#その290 ちぇっ、ついてないな、他にも船はいっぱいあるのに何もオルカ号を狙わなくてもいいものを、どうしてくれるんだ
#その290
いたずら犯はこの船の船内をモニタしているようなのだ。
{サイト船長、次の指令だ、「この船には爆弾が仕掛けられた、停船すると爆発する仕組みになっている」この文面を船内と惑星エリシアをはじめとする関係各所に連絡しろ}
サイトは犯罪者の無茶な要求に屈することはできないと常日頃は考えている。なので、答えは一つだ。
「そんなことはできない」
「じゃあ、このまま宇宙の藻屑となるだけだ」
短いやりとりではあるが、サイトは犯人の本気度を感じて、考えを変える。こいつはためらうことなく爆破スイッチを押すタイプに思える。
「・・・わかった、船内放送と同時に各所に通知する」
サイト船長は様々な方策やリスクを考えた挙句、犯人の言うとおりにすることに決める。船内放送を惑星エリシア宇宙港管制と同期する。

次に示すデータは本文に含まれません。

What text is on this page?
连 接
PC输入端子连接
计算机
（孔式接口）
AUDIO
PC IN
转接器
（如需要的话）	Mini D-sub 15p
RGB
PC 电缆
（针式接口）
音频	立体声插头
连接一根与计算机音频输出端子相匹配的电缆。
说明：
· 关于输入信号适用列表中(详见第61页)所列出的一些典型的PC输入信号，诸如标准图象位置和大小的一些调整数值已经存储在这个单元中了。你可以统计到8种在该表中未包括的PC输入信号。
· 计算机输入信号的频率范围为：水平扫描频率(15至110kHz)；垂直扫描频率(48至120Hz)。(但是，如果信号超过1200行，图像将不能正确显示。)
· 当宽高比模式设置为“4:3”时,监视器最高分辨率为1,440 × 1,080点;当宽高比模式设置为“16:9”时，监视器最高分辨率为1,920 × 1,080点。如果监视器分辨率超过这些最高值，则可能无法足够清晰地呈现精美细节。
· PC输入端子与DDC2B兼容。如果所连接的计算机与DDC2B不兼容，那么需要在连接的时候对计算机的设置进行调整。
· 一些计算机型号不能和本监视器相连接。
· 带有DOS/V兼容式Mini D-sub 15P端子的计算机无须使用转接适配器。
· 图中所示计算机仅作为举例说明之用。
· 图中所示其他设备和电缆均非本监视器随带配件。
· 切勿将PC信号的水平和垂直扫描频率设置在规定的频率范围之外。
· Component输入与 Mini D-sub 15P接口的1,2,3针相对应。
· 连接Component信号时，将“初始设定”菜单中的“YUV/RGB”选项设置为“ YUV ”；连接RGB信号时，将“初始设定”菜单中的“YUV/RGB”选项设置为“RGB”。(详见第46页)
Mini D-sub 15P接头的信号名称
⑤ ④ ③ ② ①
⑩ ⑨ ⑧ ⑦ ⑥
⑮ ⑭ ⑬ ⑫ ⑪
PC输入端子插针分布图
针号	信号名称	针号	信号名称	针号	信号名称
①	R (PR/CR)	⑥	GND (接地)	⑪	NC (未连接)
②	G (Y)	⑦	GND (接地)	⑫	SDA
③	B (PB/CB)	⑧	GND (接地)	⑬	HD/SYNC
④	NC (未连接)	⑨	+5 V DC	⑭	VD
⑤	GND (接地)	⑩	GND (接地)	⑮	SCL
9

「お客様に連絡します、当船には爆弾が仕掛けられている模様です。停船すると爆発すると犯人は言っています。犯人の要求に従うために惑星エリシア惑星軌道及び衛星軌道には入らず、そのまま通過します」
サイト船長はそう船内放送でアナウンスする。エリシア宇宙港管制官からはもちろん問い合わせが入る。
「こちら惑星エリシア宇宙港管制、エリルク惑星間フェリーオルカ号、聞こえますか」
「宇宙港管制、こちらオルカ号船長サイトです」
「今の連絡は本当のことですか」
「こちらオルカ号、もちろん本当です」
「了解、しばらくは犯人の要求通りの行動をお願いします」
「オルカ号了解」
船長サイトは通信を終えると深くため息をつく。ちぇっ、ついてないな、他にも船はいっぱいあるのに何もオルカ号を狙わなくてもいいものを、どうしてくれるんだ。
なぜこんなありきたりなフェリーを狙うのか?。頭の中では煮えくり返る怒りをなんとか押さえつけて船長サイトは対策を考え続ける。
*出動スペースレスキュー隊フェニックス
その頃、爆破連絡を受けた惑星エリシアでは大騒ぎとなっている。